Whitcomb v Stowe Davis Furniture
Digest No. 16.06
Cite as: Whitcomb v Stowe Davis Furniture, Unpublished Opinion of the State of Michigan Court of Appeals, Issued May 2, 1985
Court: The State of Michigan Court of Appeals
Appeal pending: No
Claimant: Wayne Whitcomb
Employer: Stow Davis Furniture
Date of decision: May 2, 1985
HOLDING: Ignorance of the law resulting from delay in seeking legal advice does not constitute good cause for reopening a referee’s decision under MCL § 421.33. See Herman v Chrysler Corp, 106 Mich App 709, 718-719; 308 NW2d 616 (1981).

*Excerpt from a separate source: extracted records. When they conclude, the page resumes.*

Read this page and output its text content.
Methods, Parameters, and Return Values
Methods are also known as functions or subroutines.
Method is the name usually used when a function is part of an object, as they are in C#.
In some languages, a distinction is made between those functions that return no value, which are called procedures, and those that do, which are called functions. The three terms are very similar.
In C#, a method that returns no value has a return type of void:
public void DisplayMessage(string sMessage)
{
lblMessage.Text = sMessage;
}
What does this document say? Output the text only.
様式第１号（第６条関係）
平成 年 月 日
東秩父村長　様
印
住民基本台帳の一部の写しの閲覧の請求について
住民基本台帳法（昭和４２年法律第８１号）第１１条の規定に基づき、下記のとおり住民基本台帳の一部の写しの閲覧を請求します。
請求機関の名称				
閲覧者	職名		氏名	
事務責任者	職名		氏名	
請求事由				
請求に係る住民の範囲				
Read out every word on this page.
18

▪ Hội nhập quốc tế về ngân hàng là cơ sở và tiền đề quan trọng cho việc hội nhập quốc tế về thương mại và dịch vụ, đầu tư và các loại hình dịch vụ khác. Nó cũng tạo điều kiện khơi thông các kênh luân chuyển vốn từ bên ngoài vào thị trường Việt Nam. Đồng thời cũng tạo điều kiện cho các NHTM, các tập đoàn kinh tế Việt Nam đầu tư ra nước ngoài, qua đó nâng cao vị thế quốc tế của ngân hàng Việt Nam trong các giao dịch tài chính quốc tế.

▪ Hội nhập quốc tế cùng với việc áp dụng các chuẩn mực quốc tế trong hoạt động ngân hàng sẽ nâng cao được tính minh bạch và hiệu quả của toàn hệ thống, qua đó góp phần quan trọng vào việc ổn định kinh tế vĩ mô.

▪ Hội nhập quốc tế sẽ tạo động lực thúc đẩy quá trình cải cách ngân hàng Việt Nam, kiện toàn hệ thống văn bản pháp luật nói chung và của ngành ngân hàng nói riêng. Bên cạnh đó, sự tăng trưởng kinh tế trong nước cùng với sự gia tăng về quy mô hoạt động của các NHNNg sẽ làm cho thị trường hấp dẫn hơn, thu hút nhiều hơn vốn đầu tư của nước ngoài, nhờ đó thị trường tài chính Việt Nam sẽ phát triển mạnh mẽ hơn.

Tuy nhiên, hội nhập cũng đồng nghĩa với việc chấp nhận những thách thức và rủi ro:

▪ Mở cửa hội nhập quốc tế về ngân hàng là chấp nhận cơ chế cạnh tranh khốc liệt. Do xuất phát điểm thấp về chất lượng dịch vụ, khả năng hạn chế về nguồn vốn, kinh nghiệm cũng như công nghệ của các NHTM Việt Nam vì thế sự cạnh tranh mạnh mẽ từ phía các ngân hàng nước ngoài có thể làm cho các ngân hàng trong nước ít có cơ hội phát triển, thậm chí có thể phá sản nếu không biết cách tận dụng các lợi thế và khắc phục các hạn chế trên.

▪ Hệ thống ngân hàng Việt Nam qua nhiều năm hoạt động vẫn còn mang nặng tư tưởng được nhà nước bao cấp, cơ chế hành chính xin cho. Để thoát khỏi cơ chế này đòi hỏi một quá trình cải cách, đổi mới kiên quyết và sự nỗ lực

The date that an appeal is stamped received, not the date that it’s postmarked or mailed, constitutes filing of the appeal for the purpose of determining whether an appeal was filed within the time period prescribed by the Employment Security Act for the taking of an appeal from a referee’s decision under MCL § 421.33.
FACTS: Claimant appealed a decision from the Michigan Employment Security Commission’s (“MESC”) dismissing his application for reopening of the referee’s determination that Claimant was ineligible for benefits because he was discharged for work-related misconduct under MCL 421.29(l)(b). The circuit court affirmed the MESC’s decision. When the court found that Claimant did not make a timely request of reopening of the referee, Claimant then argued that he “didn’t know the law before and [he] didn’t know [he] should have come up and protest repayment of the money [he] owes to the Commission.” The court rejected such argument because Claimant had failed to show good cause as a matter of law. The record showed that Claimant knew that a decision by the referee was imminent, and Claimant was found to have admitted that he nevertheless moved without leaving a forwarding address.
DECISION: The court affirmed the MESC’s decision.
RATIONALE: Citing Cherry River Nat’l Bank v Wallace, 329 Mich 384, 389; 45 NW2d 332 (1951), the court found that a person is chargeable with constructive notice where he has the means of obtaining knowledge but does not use them. Therefore, Claimant had no one to blame but himself for his failure to receive notice of the decision and the failure to receive notice of the decision under these circumstances cannot constitute good cause.